Recognition of PEM fundamentally changes the rehabilitation approach: fixed or graded exercise progression is not appropriate.

Instead, all activity and exercise must be symptom-contingent, carefully titrated below the individual threshold and adjusted based on delayed symptom responses. 

Monitoring tools such as heart rate, perceived exertion and symptom diaries are essential. 

In patients with moderate to severe PEM, pacing and energy conservation should take precedence over structured exercise, with the primary goal of symptom stabilisation rather than improvements in fitness.

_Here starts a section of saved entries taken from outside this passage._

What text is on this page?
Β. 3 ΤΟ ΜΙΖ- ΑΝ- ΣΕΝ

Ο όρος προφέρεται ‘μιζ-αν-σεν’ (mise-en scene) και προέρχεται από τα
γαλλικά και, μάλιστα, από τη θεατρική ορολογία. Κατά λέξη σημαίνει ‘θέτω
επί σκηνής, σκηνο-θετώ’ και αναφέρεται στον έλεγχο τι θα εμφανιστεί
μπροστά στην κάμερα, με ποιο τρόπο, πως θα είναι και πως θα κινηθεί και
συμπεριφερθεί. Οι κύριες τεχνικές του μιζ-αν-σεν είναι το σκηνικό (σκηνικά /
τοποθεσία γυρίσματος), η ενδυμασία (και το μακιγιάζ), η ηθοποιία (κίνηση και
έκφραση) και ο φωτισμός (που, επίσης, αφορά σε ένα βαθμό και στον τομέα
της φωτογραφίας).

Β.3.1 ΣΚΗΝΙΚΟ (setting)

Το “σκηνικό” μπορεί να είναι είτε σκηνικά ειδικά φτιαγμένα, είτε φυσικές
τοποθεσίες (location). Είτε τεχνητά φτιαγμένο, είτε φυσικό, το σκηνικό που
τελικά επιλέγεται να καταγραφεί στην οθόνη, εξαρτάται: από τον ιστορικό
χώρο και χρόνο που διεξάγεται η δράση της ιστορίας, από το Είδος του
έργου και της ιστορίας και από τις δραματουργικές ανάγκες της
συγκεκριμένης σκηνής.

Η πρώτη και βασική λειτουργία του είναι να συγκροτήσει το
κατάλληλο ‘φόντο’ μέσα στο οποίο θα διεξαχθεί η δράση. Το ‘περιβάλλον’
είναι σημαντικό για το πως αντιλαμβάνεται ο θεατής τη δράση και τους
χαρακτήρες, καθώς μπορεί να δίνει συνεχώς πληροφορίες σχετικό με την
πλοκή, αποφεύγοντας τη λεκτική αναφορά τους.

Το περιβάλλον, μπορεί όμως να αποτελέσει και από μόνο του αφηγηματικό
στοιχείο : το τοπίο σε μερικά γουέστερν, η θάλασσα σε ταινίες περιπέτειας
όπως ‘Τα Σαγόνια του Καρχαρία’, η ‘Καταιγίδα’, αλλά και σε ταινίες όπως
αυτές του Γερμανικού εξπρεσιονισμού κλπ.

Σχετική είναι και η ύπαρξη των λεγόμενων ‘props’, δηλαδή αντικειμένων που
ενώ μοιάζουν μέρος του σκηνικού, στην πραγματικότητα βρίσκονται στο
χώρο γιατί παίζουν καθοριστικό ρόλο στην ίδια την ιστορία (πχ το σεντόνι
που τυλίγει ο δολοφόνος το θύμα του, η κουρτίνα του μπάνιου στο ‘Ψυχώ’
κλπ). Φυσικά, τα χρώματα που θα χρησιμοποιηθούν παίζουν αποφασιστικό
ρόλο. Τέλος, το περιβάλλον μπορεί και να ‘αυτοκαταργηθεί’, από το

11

What are the most important components of a physiotherapy assessment for someone presenting with long COVID?

A comprehensive assessment should extend beyond physical capacity testing. 

Key components include systematic screening for PEM, autonomic dysfunction (including orthostatic intolerance), breathing pattern disorder, fatigue and neurological and cognitive symptoms. 

Understanding symptom variability, recovery time after exertion and the impact on daily activities and work is important.

Assessment should be iterative, with early follow-up after initial interventions to identify delayed symptom exacerbation. 

This holistic approach helps guide safe and individualised management.

There’s growing interest in interventions like breathing retraining and pacing. What does the current evidence tell us about their effectiveness?

Evidence for pacing and breathing retraining is emerging but remains limited. 

Pacing-centred approaches, particularly for patients with PEM, are supported by clinical consensus and observational data suggesting reduced symptom exacerbations and improved self-management. 

Breathing retraining shows promise for patients with breathing pattern disorder, with improvements in breathlessness and breathing efficiency reported in small trials and clinical cohorts. 

However, high-quality studies are still needed to establish effectiveness, optimal protocols and patient selection.

How important is multidisciplinary care in long COVID and what role should physiotherapists play within that model?

Multidisciplinary care is essential in long COVID due to its multisystem involvement and complex presentation.

Physiotherapists play a central role in assessing physical function, guiding safe and appropriate physical activity, managing breathing and autonomic symptoms, and supporting self-management strategies. 

Close collaboration with physicians, occupational therapists, psychologists and other healthcare professionals is often required to achieve optimal rehabilitation outcomes. 

Physiotherapists can also identify symptom deterioration or the emergence of new symptoms and support further assessment and referral when appropriate.

Looking ahead, what are the most urgent research priorities to improve physiotherapy management of long COVID?

Key priorities include identifying which patient subgroups benefit from different physiotherapy interventions and how to safely stratify risk, particularly in relation to PEM. 

Future trials must clearly report PEM status, adverse events and symptom trajectories. 

There is also a need for outcome measures that capture symptom fluctuation, daily functioning and work ability. 

Finally, research into implementation, including accessible models of care and digitally supported rehabilitation, is critical to meet the needs of patients with long COVID.

>> Malin Nygren-Bonnier is a physiotherapist and associate professor with a joint position between Karolinska Institutet and Karolinska University Hospital in Stockholm, Sweden. She leads the research group Function and Health in Respiratory and Cardiovascular Conditions and is the principal investigator of the ReCOV project on recovery and rehabilitation after COVID-19.